Perhaps most impactfully, the policy’s focus on self-reliance and technological leadership was itself a response to technological security concerns. The Chinese government wanted to avoid dependence on US technology, fearing espionage (see Snowden), cybersecurity risks (see Microsoft’s discontinuation of security support for Windows XP), and sanctions (semiconductors). But the policies they have implemented have accelerated the very geopolitical tensions and anti-Chinese pushback among Western governments that exacerbate the technology-related pressures that the plan was meant to address.

China’s way

Nevertheless, there are many valuable lessons that can be learned from both the successes and the failures of China’s targeted support for key sectors. In Western discourse, industrial policy often carries negative connotations, conjuring images of Soviet-style planned economies or governments ‘picking winners’, with all the corruption, favouritism, and market distortion that entails. 

Yet China’s approach has often differed, blending broad market mechanisms within a goal-oriented policy framework that guides commercial actors toward national objectives. A first element of this policy is the government’s role as a provider of supporting infrastructure. China’s transition to electric vehicles has been assisted tremendously by local governments actively installing charging stations. The country’s sleek high-speed passenger trains attract the most media attention, but its freight rail system has seen significant growth as well. In order to facilitate the development of the AI sector, pilot projects are underway to create a nationwide ‘compute network’, aiming to provide computational power as a utility similar to water and electricity. 

The second is vertical integration of industrial ecosystems. China’s success in electric vehicles is built on an abundance of raw materials, such as rare earth elements, and knowledge to utilise them, for example, in components such as batteries. Unlike other developing economies, China is less likely to shed the lower value-added parts of this supply chain. This is partly for security reasons: China does not intend to end up with the same dependencies that Europe and the US have come to lament. But it also creates development potential: clustering related activities together can lead to mutual learning and greater efficiency across supply chains. 

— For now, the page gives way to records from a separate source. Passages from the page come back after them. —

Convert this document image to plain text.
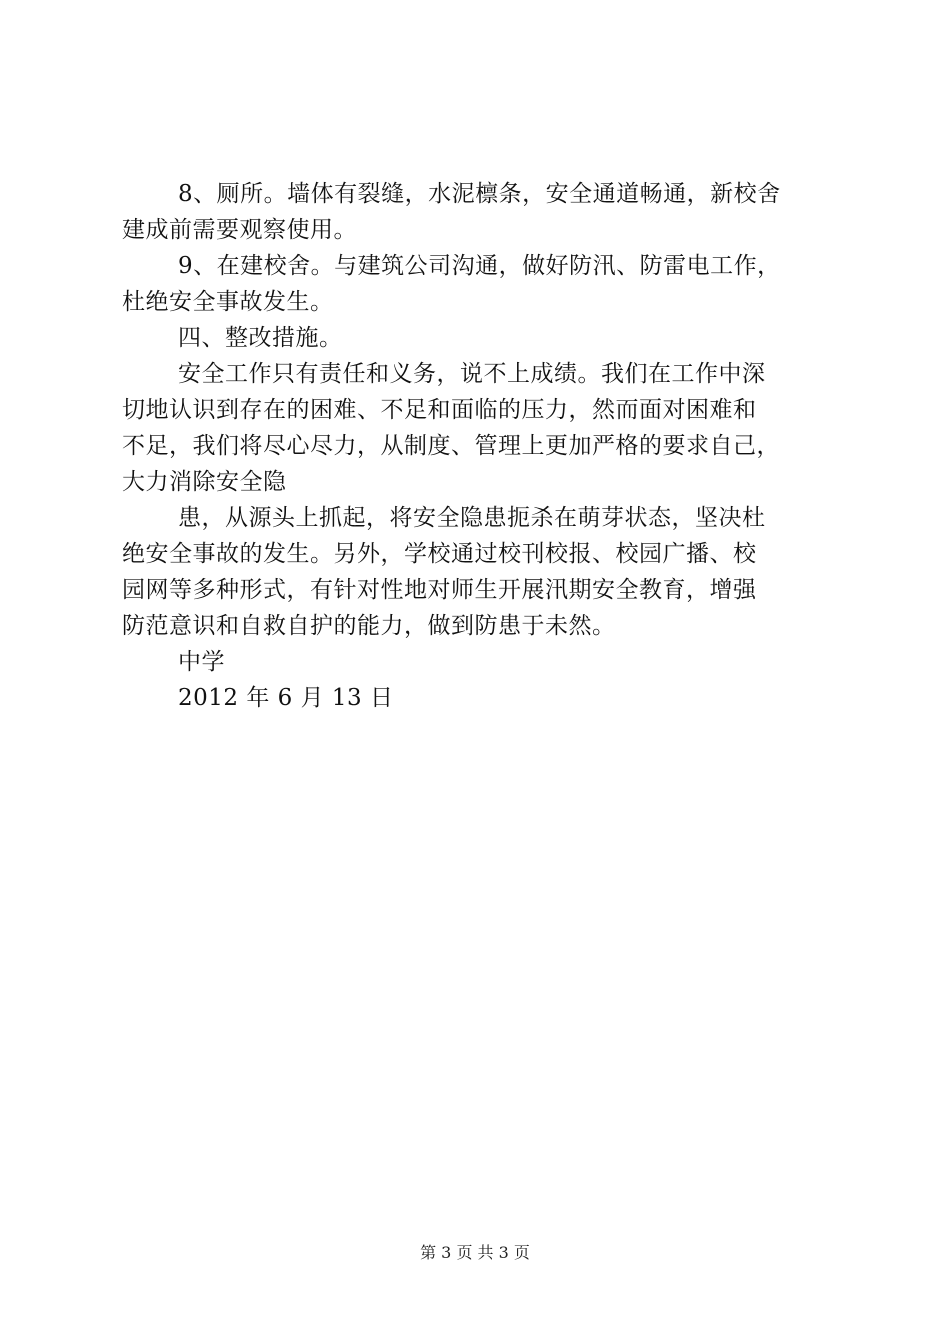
8、厕所。墙体有裂缝，水泥檩条，安全通道畅通，新校舍
建成前需要观察使用。
9、在建校舍。与建筑公司沟通，做好防汛、防雷电工作，
杜绝安全事故发生。
四、整改措施。
安全工作只有责任和义务，说不上成绩。我们在工作中深
切地认识到存在的困难、不足和面临的压力，然而面对困难和
不足，我们将尽心尽力，从制度、管理上更加严格的要求自己，
大力消除安全隐
患，从源头上抓起，将安全隐患扼杀在萌芽状态，坚决杜
绝安全事故的发生。另外，学校通过校刊校报、校园广播、校
园网等多种形式，有针对性地对师生开展汛期安全教育，增强
防范意识和自救自护的能力，做到防患于未然。
中学
2012 年 6 月 13 日
第 3 页 共 3 页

The third is intense domestic competition. Many of the ‘Made in China’ key industries are in 2025 highly competitive. In the electric vehicle sector alone, at least 100 brands vie for customers. Inevitably, a wave of consolidation will take place. In the meantime, this fierce competition drives these firms to rapidly iterate and improve their products for the domestic market and prepares them well for international success.

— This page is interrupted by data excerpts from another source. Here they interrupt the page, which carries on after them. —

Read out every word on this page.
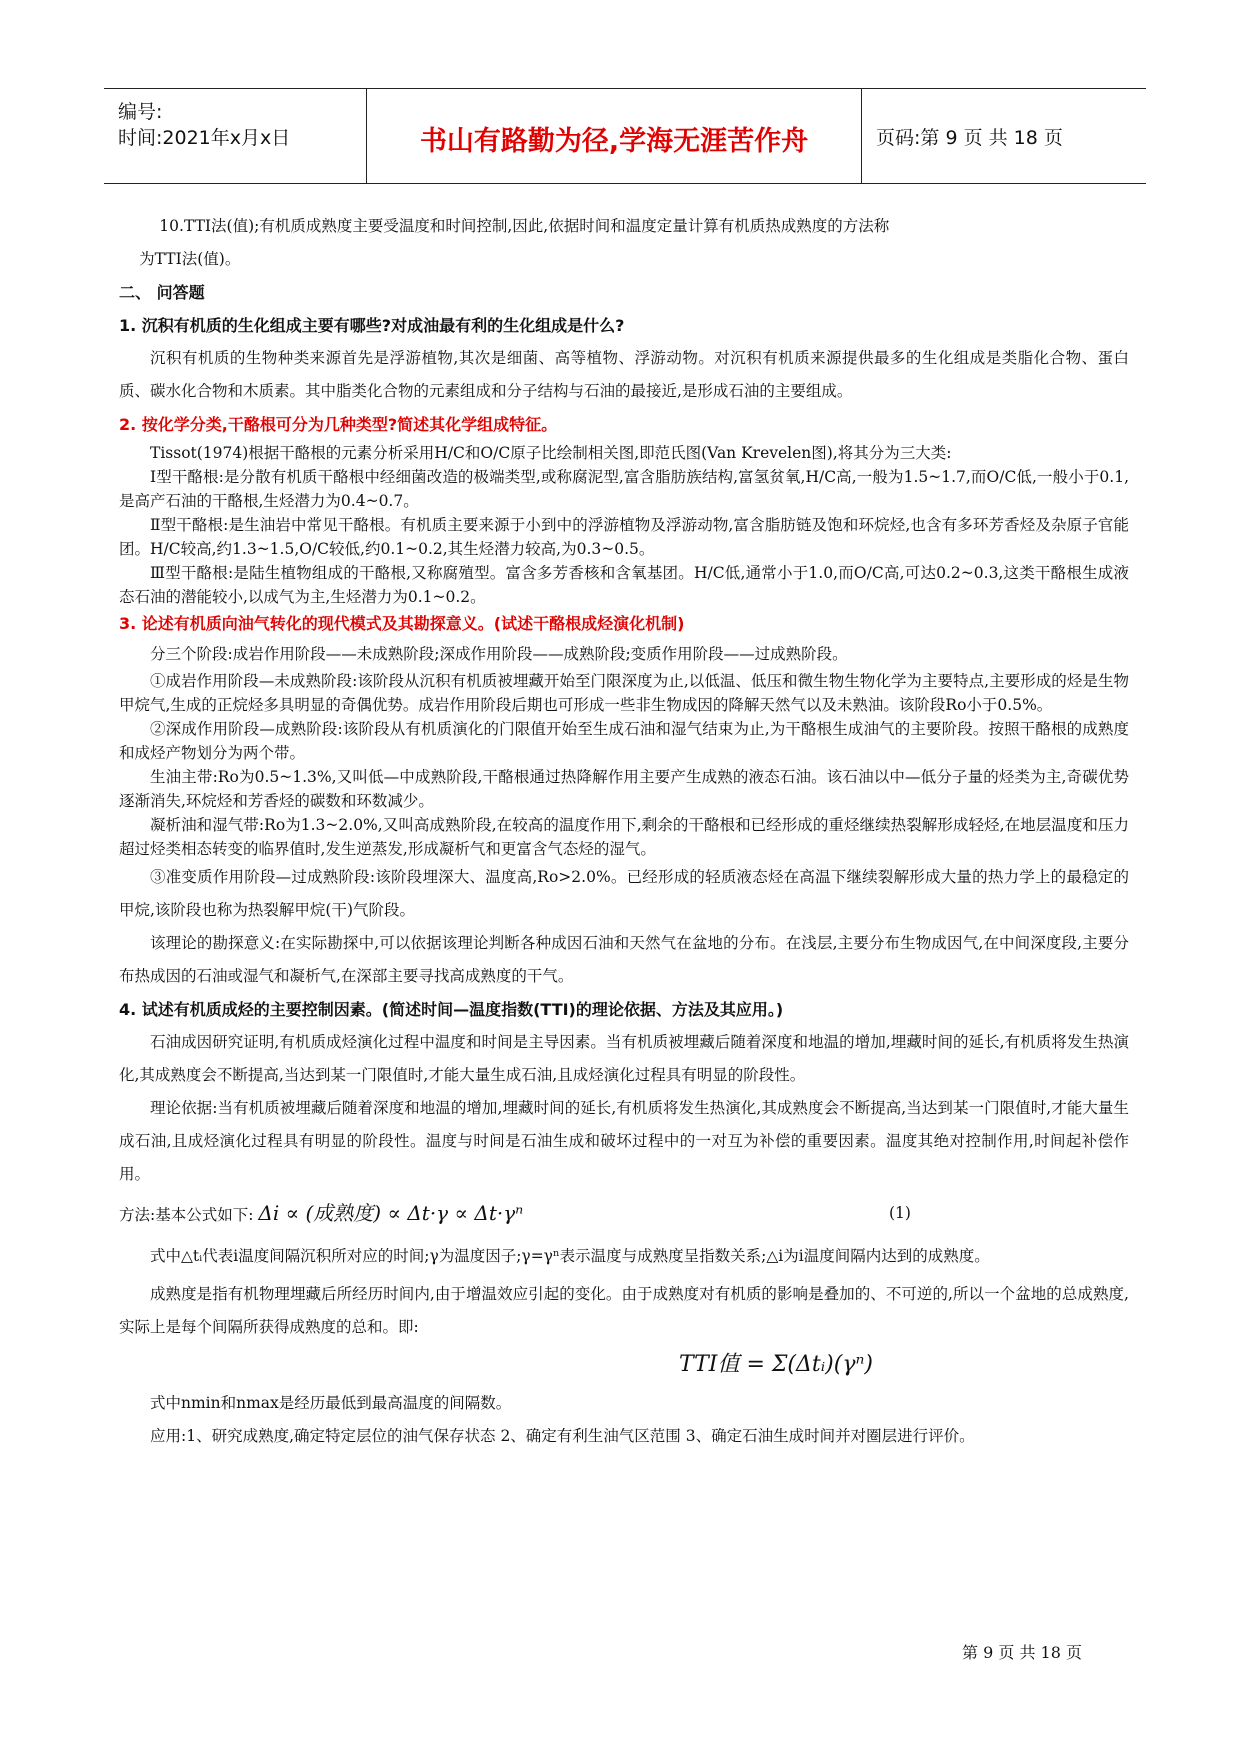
编号:
时间:2021年x月x日	书山有路勤为径,学海无涯苦作舟	页码:第 9 页 共 18 页

10.TTI法(值);有机质成熟度主要受温度和时间控制,因此,依据时间和温度定量计算有机质热成熟度的方法称

为TTI法(值)。

二、 问答题

1. 沉积有机质的生化组成主要有哪些?对成油最有利的生化组成是什么?

沉积有机质的生物种类来源首先是浮游植物,其次是细菌、高等植物、浮游动物。对沉积有机质来源提供最多的生化组成是类脂化合物、蛋白质、碳水化合物和木质素。其中脂类化合物的元素组成和分子结构与石油的最接近,是形成石油的主要组成。

2. 按化学分类,干酪根可分为几种类型?简述其化学组成特征。

Tissot(1974)根据干酪根的元素分析采用H/C和O/C原子比绘制相关图,即范氏图(Van Krevelen图),将其分为三大类:

Ⅰ型干酪根:是分散有机质干酪根中经细菌改造的极端类型,或称腐泥型,富含脂肪族结构,富氢贫氧,H/C高,一般为1.5~1.7,而O/C低,一般小于0.1,是高产石油的干酪根,生烃潜力为0.4~0.7。

Ⅱ型干酪根:是生油岩中常见干酪根。有机质主要来源于小到中的浮游植物及浮游动物,富含脂肪链及饱和环烷烃,也含有多环芳香烃及杂原子官能团。H/C较高,约1.3~1.5,O/C较低,约0.1~0.2,其生烃潜力较高,为0.3~0.5。

Ⅲ型干酪根:是陆生植物组成的干酪根,又称腐殖型。富含多芳香核和含氧基团。H/C低,通常小于1.0,而O/C高,可达0.2~0.3,这类干酪根生成液态石油的潜能较小,以成气为主,生烃潜力为0.1~0.2。

3. 论述有机质向油气转化的现代模式及其勘探意义。(试述干酪根成烃演化机制)

分三个阶段:成岩作用阶段——未成熟阶段;深成作用阶段——成熟阶段;变质作用阶段——过成熟阶段。

①成岩作用阶段—未成熟阶段:该阶段从沉积有机质被埋藏开始至门限深度为止,以低温、低压和微生物生物化学为主要特点,主要形成的烃是生物甲烷气,生成的正烷烃多具明显的奇偶优势。成岩作用阶段后期也可形成一些非生物成因的降解天然气以及未熟油。该阶段Ro小于0.5%。

②深成作用阶段—成熟阶段:该阶段从有机质演化的门限值开始至生成石油和湿气结束为止,为干酪根生成油气的主要阶段。按照干酪根的成熟度和成烃产物划分为两个带。

生油主带:Ro为0.5~1.3%,又叫低—中成熟阶段,干酪根通过热降解作用主要产生成熟的液态石油。该石油以中—低分子量的烃类为主,奇碳优势逐渐消失,环烷烃和芳香烃的碳数和环数减少。

凝析油和湿气带:Ro为1.3~2.0%,又叫高成熟阶段,在较高的温度作用下,剩余的干酪根和已经形成的重烃继续热裂解形成轻烃,在地层温度和压力超过烃类相态转变的临界值时,发生逆蒸发,形成凝析气和更富含气态烃的湿气。

③准变质作用阶段—过成熟阶段:该阶段埋深大、温度高,Ro>2.0%。已经形成的轻质液态烃在高温下继续裂解形成大量的热力学上的最稳定的甲烷,该阶段也称为热裂解甲烷(干)气阶段。

该理论的勘探意义:在实际勘探中,可以依据该理论判断各种成因石油和天然气在盆地的分布。在浅层,主要分布生物成因气,在中间深度段,主要分布热成因的石油或湿气和凝析气,在深部主要寻找高成熟度的干气。

4. 试述有机质成烃的主要控制因素。(简述时间—温度指数(TTI)的理论依据、方法及其应用。)

石油成因研究证明,有机质成烃演化过程中温度和时间是主导因素。当有机质被埋藏后随着深度和地温的增加,埋藏时间的延长,有机质将发生热演化,其成熟度会不断提高,当达到某一门限值时,才能大量生成石油,且成烃演化过程具有明显的阶段性。

理论依据:当有机质被埋藏后随着深度和地温的增加,埋藏时间的延长,有机质将发生热演化,其成熟度会不断提高,当达到某一门限值时,才能大量生成石油,且成烃演化过程具有明显的阶段性。温度与时间是石油生成和破坏过程中的一对互为补偿的重要因素。温度其绝对控制作用,时间起补偿作用。

方法:基本公式如下: Δi ∝ (成熟度) ∝ Δt·γ ∝ Δt·γⁿ	(1)

式中△tᵢ代表i温度间隔沉积所对应的时间;γ为温度因子;γ=γⁿ表示温度与成熟度呈指数关系;△i为i温度间隔内达到的成熟度。

成熟度是指有机物理埋藏后所经历时间内,由于增温效应引起的变化。由于成熟度对有机质的影响是叠加的、不可逆的,所以一个盆地的总成熟度,实际上是每个间隔所获得成熟度的总和。即:

TTI值 = Σ(Δtᵢ)(γⁿ)

式中nmin和nmax是经历最低到最高温度的间隔数。

应用:1、研究成熟度,确定特定层位的油气保存状态 2、确定有利生油气区范围 3、确定石油生成时间并对圈层进行评价。

第 9 页 共 18 页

That’s not to say that China’s industrial policy is successful everywhere. It has run into difficulties in certain specific sectors. In aerospace, for instance, Comac faces incredibly high barriers to entry, not only because its products are a generation behind those of its competitors, but also because it must convince airlines of its ability to provide maintenance and support services around the world in the way Airbus and Boeing are able to. In biomedicine, the long development timeline of drugs, treatments, and other innovations means it may be too early to assess the success of efforts in this field. 

Censors and circuits

Even so, the results of Chinese industrial policy disprove the idea, broadly shared not that long ago, that China ‘cannot innovate’, either because of its Confucian heritage or its Communist present, both of which allegedly conspire to rob potential innovators of the freedom their creativity requires. There are, of course, clear political limitations to, for instance, the abilities of Chinese large language models. A routine trope, whenever a new Chinese AI model comes out, is to ask it what happened on Tiananmen Square in June of 1989. Although Chinese large language models may be unable to address such sensitive topics, in many areas of industrial policy, the freedom to create content is simply not important. Semiconductors, power generation equipment, or food delivery robots are in no way affected or constrained by content controls. In other words, the impact of regime type on innovative capacity can be, and usually is, overestimated.